Dans le prêche du vendredi, récité par son représentant Sayyed Ahmad Al-Sadi, à Karbala, Al-Sistani a insisté qu' "aucun individu, ni groupe ou acteur régional ou international n'a le droit de s'approprier la volonté des Irakiens ou de leur imposer la sienne".
L'ayatollah a appelé les autorités irakiennes "à ne pas opposer les forces armées, quelles qu'elles soient, aux manifestants et de ne pas permettre un glissement vers un conflit interne".
"L'autorité religieuse réitère sa position condamnant toute forme de violence injustifiée contre les manifestants pacifiques et l'obligation de sanctionner les responsables", a-t-il indiqué.
Depuis vendredi dernier, l'Irak connait une vague de manifestations contre le gouvernement en place, la deuxième en ce mois d'octobre, après une première manifestation il y a deux semaines.
Des actes de violence ont émaillé les manifestations. Le bilan fait état d'au moins 250 morts et des milliers de blessés, lors d'affrontements opposant les manifestants aux forces de l'ordre et aux groupes chiites armés proches de l'Iran.
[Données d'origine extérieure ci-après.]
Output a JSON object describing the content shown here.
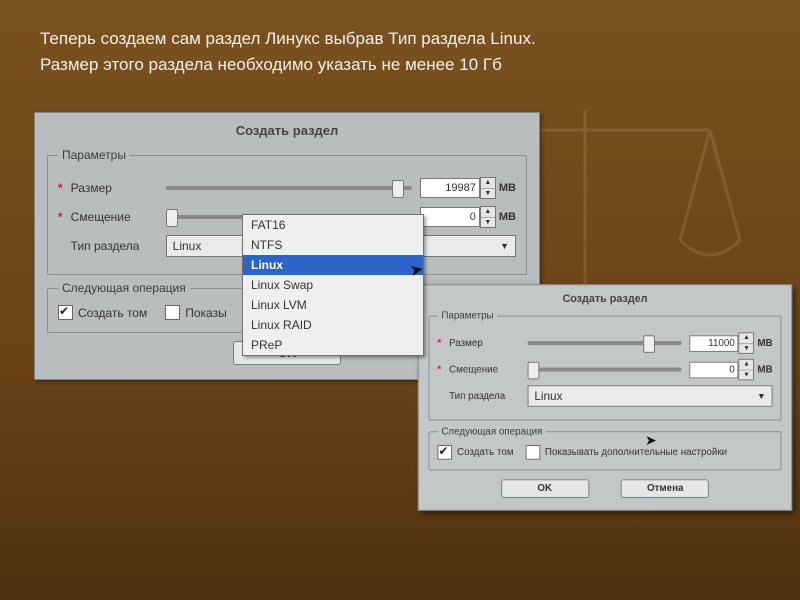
{
  "instruction": {
    "line1": "Теперь создаем сам раздел Линукс выбрав Тип раздела Linux.",
    "line2": "Размер этого раздела необходимо указать не менее 10 Гб"
  },
  "dialog1": {
    "title": "Создать раздел",
    "params_legend": "Параметры",
    "size_label": "Размер",
    "size_value": "19987",
    "size_unit": "MB",
    "offset_label": "Смещение",
    "offset_value": "0",
    "offset_unit": "MB",
    "type_label": "Тип раздела",
    "type_value": "Linux",
    "next_legend": "Следующая операция",
    "create_volume": "Создать том",
    "show_more": "Показы",
    "ok": "OK",
    "dropdown": [
      "FAT16",
      "NTFS",
      "Linux",
      "Linux Swap",
      "Linux LVM",
      "Linux RAID",
      "PReP"
    ],
    "dropdown_selected": "Linux"
  },
  "dialog2": {
    "title": "Создать раздел",
    "params_legend": "Параметры",
    "size_label": "Размер",
    "size_value": "11000",
    "size_unit": "MB",
    "offset_label": "Смещение",
    "offset_value": "0",
    "offset_unit": "MB",
    "type_label": "Тип раздела",
    "type_value": "Linux",
    "next_legend": "Следующая операция",
    "create_volume": "Создать том",
    "show_more": "Показывать дополнительные настройки",
    "ok": "OK",
    "cancel": "Отмена"
  }
}
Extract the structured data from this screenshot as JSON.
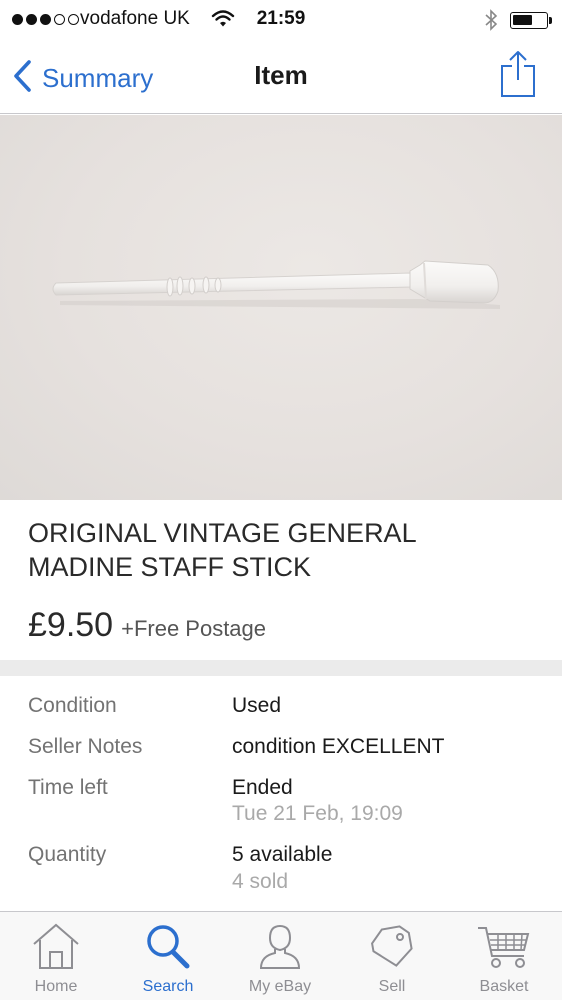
{
  "status_bar": {
    "carrier": "vodafone UK",
    "time": "21:59",
    "signal_strength": 3,
    "signal_max": 5,
    "battery_level": 0.6
  },
  "nav": {
    "back_label": "Summary",
    "title": "Item"
  },
  "listing": {
    "title": "ORIGINAL VINTAGE GENERAL MADINE STAFF STICK",
    "price": "£9.50",
    "postage": "+Free Postage"
  },
  "details": {
    "condition_label": "Condition",
    "condition_value": "Used",
    "seller_notes_label": "Seller Notes",
    "seller_notes_value": "condition EXCELLENT",
    "time_left_label": "Time left",
    "time_left_value": "Ended",
    "time_left_date": "Tue 21 Feb, 19:09",
    "quantity_label": "Quantity",
    "quantity_value": "5 available",
    "quantity_sold": "4 sold"
  },
  "tabs": [
    {
      "label": "Home",
      "icon": "home-icon",
      "active": false
    },
    {
      "label": "Search",
      "icon": "search-icon",
      "active": true
    },
    {
      "label": "My eBay",
      "icon": "person-icon",
      "active": false
    },
    {
      "label": "Sell",
      "icon": "tag-icon",
      "active": false
    },
    {
      "label": "Basket",
      "icon": "basket-icon",
      "active": false
    }
  ],
  "colors": {
    "accent": "#2c6fce",
    "inactive_tab": "#8e8e93",
    "label_gray": "#737373",
    "sub_gray": "#a9a9a9",
    "photo_background": "#e8e3e0"
  }
}
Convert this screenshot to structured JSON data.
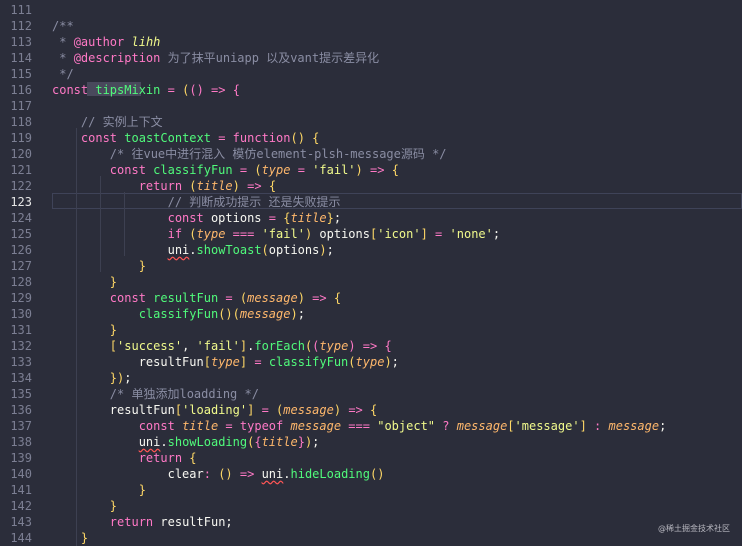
{
  "editor": {
    "active_line": "123",
    "lines": [
      {
        "n": "111",
        "t": ""
      },
      {
        "n": "112",
        "t": "/**"
      },
      {
        "n": "113",
        "t": " * @author lihh"
      },
      {
        "n": "114",
        "t": " * @description 为了抹平uniapp 以及vant提示差异化"
      },
      {
        "n": "115",
        "t": " */"
      },
      {
        "n": "116",
        "t": "const tipsMixin = (() => {"
      },
      {
        "n": "117",
        "t": ""
      },
      {
        "n": "118",
        "t": "    // 实例上下文"
      },
      {
        "n": "119",
        "t": "    const toastContext = function() {"
      },
      {
        "n": "120",
        "t": "        /* 往vue中进行混入 模仿element-plsh-message源码 */"
      },
      {
        "n": "121",
        "t": "        const classifyFun = (type = 'fail') => {"
      },
      {
        "n": "122",
        "t": "            return (title) => {"
      },
      {
        "n": "123",
        "t": "                // 判断成功提示 还是失败提示"
      },
      {
        "n": "124",
        "t": "                const options = {title};"
      },
      {
        "n": "125",
        "t": "                if (type === 'fail') options['icon'] = 'none';"
      },
      {
        "n": "126",
        "t": "                uni.showToast(options);"
      },
      {
        "n": "127",
        "t": "            }"
      },
      {
        "n": "128",
        "t": "        }"
      },
      {
        "n": "129",
        "t": "        const resultFun = (message) => {"
      },
      {
        "n": "130",
        "t": "            classifyFun()(message);"
      },
      {
        "n": "131",
        "t": "        }"
      },
      {
        "n": "132",
        "t": "        ['success', 'fail'].forEach((type) => {"
      },
      {
        "n": "133",
        "t": "            resultFun[type] = classifyFun(type);"
      },
      {
        "n": "134",
        "t": "        });"
      },
      {
        "n": "135",
        "t": "        /* 单独添加loadding */"
      },
      {
        "n": "136",
        "t": "        resultFun['loading'] = (message) => {"
      },
      {
        "n": "137",
        "t": "            const title = typeof message === \"object\" ? message['message'] : message;"
      },
      {
        "n": "138",
        "t": "            uni.showLoading({title});"
      },
      {
        "n": "139",
        "t": "            return {"
      },
      {
        "n": "140",
        "t": "                clear: () => uni.hideLoading()"
      },
      {
        "n": "141",
        "t": "            }"
      },
      {
        "n": "142",
        "t": "        }"
      },
      {
        "n": "143",
        "t": "        return resultFun;"
      },
      {
        "n": "144",
        "t": "    }"
      }
    ]
  },
  "watermark": "@稀土掘金技术社区",
  "colors": {
    "background": "#2b2d3a",
    "keyword": "#ff79c6",
    "function": "#50fa7b",
    "string": "#f1fa8c",
    "parameter": "#ffb86c",
    "comment": "#8a8da3"
  }
}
Au départ, les manifestants réclamaient l'amélioration des services publics, la création d'opportunités de travail et la lutte contre la corruption. Après le recours à la violence excessive par l'armée et les sécuritaires, le seuil des revendications s'est élevé. Malgré les promesses de punir les auteurs des actes de violences, les manifestants tiennent à la chute du gouvernement.
Alors que le gouvernement d'Adel Abdel-Mehdi a adopté plusieurs programmes de réforme, dans plusieurs secteurs, depuis le début des manifestations, les manifestants demeurent insatisfaits et insistent à le faire chuter.
Le pays connait, désormais, un mécontentement contre la gestion des manifestations par le gouvernement. Certains observateurs estiment que cette nouvelle vague de protestations constitue une pression supplémentaire sur le gouvernement Abdel-Mehdi et pourrait conduire à sa chute.